Response space analysis. For each question, map the full range of responses it permits versus excludes. If a question about workflow asks about individual steps, it excludes responses about collaborative processes, emotional states, or systemic constraints. The excluded responses reveal the model's assumptions about what constitutes a valid answer.
Counter-framing. For each generated question, write the opposite framing and evaluate whether it would produce different data. If "What made you choose this tool?" would produce different data than "What circumstances led to you ending up with this tool?" then the original framing carries agency assumptions that shape responses.
This approach mirrors how evaluation-driven development in AI systems tests for embedded biases in model outputs -- you cannot trust outputs without systematic evaluation of what assumptions they carry.
The Prompt Engineering Illusion
Some researchers believe that better prompting solves the contamination problem. "Generate unbiased research questions" or "avoid leading language" as prompt instructions. But this misunderstands the nature of the problem.
The model cannot generate assumption-free questions because questions without assumptions are not questions. Every question delimits a response space. The issue is not that the model generates biased questions -- it is that the researcher cannot see what biases are present because they did not construct the questions themselves.
When you write your own discussion guide, the construction process forces you to confront your assumptions. Each word choice is a decision you made consciously. When the model generates the guide, those micro-decisions happen in the forward pass without any human awareness of what was decided or why.
Prompt engineering produces different surface-level outputs but the same structural patterns. You can get the model to avoid obvious leading language while still embedding deep structural assumptions about agency, rationality, and binary experience. The structured output engineering approaches that work for deterministic AI outputs do not solve the epistemological problem in qualitative research contexts.
A Corrective Framework
The solution is not to stop using AI in guide development. It is to change how AI-generated questions enter your research process:
Generation as divergence, not convergence. Use AI to generate many possible questions exploring many possible framings. Then select and refine based on your specific theoretical orientation and research goals. The model provides raw material; your expertise provides direction.

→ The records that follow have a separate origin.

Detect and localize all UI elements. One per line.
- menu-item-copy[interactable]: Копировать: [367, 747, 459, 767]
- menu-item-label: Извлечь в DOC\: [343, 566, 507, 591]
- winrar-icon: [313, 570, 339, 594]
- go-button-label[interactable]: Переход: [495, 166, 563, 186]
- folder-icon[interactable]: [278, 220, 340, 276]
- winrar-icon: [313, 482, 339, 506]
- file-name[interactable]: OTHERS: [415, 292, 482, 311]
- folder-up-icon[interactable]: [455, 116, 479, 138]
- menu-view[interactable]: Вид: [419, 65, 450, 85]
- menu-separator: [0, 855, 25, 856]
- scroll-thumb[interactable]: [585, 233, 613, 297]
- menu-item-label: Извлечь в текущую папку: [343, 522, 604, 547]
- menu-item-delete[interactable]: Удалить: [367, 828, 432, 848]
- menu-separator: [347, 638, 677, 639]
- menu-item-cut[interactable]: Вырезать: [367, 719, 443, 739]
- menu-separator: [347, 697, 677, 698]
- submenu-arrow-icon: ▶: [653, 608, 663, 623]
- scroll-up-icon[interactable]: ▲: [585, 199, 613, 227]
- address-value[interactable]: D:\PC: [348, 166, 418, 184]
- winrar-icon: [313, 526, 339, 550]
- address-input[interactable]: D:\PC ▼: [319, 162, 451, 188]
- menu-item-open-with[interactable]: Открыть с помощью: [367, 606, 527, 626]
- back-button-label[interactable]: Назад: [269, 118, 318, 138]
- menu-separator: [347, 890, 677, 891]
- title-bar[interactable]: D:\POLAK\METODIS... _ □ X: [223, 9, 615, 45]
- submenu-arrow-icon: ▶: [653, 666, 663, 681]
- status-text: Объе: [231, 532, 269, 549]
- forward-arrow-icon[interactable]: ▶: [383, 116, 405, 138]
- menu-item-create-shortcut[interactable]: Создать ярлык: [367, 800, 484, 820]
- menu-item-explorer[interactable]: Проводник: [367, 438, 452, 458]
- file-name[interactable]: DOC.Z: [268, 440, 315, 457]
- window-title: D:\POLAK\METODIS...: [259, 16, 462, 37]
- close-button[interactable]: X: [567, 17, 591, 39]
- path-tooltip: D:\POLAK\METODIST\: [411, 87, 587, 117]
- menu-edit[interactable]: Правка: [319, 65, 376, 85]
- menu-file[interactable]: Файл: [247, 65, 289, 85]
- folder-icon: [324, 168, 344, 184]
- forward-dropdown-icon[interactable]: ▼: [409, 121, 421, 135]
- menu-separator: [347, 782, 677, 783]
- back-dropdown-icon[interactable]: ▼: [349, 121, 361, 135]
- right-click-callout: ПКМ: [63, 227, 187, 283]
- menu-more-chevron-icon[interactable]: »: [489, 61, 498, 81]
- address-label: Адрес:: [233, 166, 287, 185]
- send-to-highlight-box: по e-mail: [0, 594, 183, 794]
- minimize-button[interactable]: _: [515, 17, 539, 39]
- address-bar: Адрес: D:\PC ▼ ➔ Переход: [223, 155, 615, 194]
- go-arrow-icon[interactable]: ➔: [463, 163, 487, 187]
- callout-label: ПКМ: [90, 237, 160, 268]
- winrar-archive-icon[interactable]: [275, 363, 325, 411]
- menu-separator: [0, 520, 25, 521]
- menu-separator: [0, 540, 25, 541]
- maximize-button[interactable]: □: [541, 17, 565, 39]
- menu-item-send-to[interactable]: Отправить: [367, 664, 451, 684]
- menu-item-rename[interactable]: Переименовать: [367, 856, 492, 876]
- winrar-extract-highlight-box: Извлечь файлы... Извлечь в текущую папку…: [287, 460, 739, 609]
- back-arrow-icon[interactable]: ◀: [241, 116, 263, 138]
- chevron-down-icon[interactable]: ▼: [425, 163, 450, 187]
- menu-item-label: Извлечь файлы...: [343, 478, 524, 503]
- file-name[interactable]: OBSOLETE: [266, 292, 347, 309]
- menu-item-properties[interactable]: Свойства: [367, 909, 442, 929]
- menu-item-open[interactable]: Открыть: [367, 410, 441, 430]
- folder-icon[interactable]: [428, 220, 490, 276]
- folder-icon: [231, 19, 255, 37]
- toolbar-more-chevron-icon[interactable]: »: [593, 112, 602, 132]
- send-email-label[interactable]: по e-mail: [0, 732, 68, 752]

Mandatory assumption documentation. For every AI-generated question you keep, document what assumptions it carries and why those assumptions are acceptable for your study. This forces the invisible to become visible.
Participant-generated counters. In early pilot interviews, ask participants to reframe your questions in their own language. Where their framings diverge significantly from your generated framings, the divergence reveals embedded assumptions.
Rotating structural frames. Generate the same topical questions in multiple structural frames -- agency-based, contextual, emotional, relational -- and use all frames in your research to avoid privileging any single epistemological orientation.
The point is not purity. All questions carry assumptions. The point is awareness -- knowing what your questions assume so you can interpret responses in light of those assumptions rather than treating them as neutral windows into participant experience.